Microsoft Während der Streit mit der EU um die Erfüllung der von den Behörden festgelegten Richtlinien für Microsoft immer bizarrere Formen annimmt, bleibt das Unternehmen auch im Heimatland USA nicht von Monopolklagen verschont. Die Firma Tangent, ein IT-Dienstleister und Computerhändler, hat in der letzten Woche Zivilklage eingereicht. In seiner Klage, die vor einem kalifornischen Bezirksgericht eingereich wurde, beschuldigt das Unternehmen Microsoft Geschäftspraktiken einzusetzen, die darauf abzielen, die Konkurrenz zu zerstören, oder ihr zumindest vorzubeugen. Die Vorgehensweisen von Microsoft gipfeln angeblich in einer Verletzung des sogenannten Sherman Act, einem Gesetz zur Verhinderung von Monopolbildung und unfairen Wettbewerbs.
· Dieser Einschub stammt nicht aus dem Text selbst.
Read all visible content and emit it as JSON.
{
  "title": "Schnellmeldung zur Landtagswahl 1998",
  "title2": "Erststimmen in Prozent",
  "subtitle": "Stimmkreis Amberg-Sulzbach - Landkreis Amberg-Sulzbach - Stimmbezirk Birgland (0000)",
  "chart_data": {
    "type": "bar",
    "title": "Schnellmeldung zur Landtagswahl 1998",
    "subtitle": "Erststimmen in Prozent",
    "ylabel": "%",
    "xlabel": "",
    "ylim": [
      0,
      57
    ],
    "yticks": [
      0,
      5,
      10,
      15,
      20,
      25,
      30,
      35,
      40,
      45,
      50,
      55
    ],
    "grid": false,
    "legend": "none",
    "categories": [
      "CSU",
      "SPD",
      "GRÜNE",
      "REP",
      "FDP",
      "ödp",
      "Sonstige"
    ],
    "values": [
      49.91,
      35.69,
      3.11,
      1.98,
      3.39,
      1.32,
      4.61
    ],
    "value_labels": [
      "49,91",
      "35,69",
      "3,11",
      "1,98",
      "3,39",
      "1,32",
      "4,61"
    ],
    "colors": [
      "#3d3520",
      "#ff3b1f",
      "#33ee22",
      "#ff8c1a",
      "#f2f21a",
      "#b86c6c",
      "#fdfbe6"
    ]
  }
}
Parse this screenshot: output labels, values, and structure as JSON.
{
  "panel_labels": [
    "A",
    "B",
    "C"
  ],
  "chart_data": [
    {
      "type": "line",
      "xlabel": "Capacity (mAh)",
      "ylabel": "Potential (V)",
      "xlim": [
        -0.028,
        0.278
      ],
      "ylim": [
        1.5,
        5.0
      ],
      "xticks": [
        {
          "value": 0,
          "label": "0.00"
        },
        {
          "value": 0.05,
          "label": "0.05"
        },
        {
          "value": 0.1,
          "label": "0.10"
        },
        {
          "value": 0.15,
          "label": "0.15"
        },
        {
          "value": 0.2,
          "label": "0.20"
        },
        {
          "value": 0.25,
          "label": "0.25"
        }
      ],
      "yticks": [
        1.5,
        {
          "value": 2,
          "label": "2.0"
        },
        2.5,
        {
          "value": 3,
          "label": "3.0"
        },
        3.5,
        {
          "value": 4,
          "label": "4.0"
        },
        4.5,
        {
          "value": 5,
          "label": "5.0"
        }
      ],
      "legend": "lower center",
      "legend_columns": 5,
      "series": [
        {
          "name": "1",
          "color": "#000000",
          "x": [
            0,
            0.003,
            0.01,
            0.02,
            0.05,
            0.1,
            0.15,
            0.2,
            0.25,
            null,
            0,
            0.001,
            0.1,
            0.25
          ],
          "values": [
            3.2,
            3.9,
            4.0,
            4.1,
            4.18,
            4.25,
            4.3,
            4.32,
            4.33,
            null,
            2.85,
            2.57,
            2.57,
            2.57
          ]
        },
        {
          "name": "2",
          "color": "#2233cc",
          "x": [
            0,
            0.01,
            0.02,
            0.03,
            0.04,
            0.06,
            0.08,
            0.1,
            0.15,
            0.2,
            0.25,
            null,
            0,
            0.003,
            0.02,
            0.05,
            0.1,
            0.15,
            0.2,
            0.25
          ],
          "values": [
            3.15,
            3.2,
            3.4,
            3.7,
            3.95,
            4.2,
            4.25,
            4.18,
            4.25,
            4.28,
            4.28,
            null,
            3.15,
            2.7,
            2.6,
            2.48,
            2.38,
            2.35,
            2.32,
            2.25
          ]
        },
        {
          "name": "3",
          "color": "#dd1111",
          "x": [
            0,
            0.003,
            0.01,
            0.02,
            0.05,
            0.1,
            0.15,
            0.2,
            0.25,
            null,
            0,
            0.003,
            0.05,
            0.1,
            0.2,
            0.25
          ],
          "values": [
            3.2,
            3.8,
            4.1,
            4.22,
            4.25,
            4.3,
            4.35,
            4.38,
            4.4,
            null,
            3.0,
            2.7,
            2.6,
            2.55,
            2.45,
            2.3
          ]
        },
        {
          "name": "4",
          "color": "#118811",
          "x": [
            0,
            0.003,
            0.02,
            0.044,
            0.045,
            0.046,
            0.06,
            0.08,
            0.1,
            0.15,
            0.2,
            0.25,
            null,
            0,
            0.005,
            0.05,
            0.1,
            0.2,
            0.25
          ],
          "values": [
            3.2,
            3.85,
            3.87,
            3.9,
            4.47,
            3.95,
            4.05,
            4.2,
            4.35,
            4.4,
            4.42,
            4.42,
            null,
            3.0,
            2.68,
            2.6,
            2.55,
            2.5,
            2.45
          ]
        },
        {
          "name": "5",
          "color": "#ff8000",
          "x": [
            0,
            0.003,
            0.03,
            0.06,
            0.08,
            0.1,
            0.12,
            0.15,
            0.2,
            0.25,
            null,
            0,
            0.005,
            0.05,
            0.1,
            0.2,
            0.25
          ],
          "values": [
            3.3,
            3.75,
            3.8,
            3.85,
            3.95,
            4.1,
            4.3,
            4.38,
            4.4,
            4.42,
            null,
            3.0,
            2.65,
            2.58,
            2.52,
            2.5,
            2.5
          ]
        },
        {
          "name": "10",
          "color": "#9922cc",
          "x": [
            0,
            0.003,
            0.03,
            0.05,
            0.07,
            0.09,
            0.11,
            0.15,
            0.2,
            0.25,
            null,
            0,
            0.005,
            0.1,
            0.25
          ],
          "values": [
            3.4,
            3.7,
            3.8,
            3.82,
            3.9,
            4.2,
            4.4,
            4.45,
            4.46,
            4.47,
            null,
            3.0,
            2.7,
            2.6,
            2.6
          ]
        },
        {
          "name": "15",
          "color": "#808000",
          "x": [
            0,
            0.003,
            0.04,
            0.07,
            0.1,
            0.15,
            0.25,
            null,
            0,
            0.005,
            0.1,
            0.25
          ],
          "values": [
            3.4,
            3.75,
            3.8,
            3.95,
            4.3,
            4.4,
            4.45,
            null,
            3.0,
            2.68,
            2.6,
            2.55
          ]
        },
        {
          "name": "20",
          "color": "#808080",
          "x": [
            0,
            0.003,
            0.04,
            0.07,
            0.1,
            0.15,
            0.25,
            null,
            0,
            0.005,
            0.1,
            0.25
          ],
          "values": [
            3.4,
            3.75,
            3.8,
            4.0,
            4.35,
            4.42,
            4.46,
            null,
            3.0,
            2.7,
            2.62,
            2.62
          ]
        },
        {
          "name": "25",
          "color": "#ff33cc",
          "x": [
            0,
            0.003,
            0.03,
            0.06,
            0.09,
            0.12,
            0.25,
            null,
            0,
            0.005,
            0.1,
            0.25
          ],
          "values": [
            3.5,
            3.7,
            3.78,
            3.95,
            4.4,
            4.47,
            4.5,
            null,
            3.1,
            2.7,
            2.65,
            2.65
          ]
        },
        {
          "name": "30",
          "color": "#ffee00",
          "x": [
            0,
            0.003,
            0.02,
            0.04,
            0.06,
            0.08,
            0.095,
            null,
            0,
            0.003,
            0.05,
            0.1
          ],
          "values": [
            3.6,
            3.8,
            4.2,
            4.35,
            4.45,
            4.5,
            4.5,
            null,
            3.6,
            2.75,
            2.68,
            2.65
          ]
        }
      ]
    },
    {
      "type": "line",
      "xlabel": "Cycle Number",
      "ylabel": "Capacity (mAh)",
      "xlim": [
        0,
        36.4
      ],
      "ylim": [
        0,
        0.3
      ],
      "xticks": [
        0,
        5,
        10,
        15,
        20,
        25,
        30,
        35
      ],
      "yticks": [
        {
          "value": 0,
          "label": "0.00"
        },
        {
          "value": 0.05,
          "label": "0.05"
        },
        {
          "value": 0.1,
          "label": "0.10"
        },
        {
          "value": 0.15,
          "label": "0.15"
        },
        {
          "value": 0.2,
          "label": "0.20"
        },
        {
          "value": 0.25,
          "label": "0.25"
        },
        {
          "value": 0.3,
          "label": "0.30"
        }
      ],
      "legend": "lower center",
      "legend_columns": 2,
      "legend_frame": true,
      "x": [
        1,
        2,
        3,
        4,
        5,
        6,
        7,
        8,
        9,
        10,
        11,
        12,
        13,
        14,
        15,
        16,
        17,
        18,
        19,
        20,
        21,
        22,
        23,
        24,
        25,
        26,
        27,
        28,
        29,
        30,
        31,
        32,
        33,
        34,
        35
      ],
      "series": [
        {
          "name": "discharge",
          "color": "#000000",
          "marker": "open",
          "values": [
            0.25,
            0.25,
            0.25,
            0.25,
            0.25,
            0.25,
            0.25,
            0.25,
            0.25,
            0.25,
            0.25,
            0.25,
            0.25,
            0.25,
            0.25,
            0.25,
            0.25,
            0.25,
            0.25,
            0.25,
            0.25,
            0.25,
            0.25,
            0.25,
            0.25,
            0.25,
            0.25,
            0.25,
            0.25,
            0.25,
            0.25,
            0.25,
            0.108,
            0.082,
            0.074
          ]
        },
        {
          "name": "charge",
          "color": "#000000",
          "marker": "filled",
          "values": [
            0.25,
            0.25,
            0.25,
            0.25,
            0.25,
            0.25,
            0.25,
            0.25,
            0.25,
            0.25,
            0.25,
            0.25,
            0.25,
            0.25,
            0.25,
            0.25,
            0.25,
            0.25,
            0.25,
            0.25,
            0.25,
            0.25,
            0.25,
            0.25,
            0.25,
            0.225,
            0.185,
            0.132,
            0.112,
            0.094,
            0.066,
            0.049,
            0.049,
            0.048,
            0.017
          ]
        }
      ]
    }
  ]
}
Tangent fordert in den eingereichten Dokumenten Schadenersatz in Höhe einer vom Gericht festzusetzenden Summe. Man wirft Microsoft vor, durch den Einsatz der eigenen, mit Digitalem Rechte Management ausgestatteten Formate für Mediendateien, den Windows Media Player bevorteilt zu haben. Weiterhin soll Microsoft dadurch sein Betriebssystem Windows XP unrechtmässig "gefördert" haben.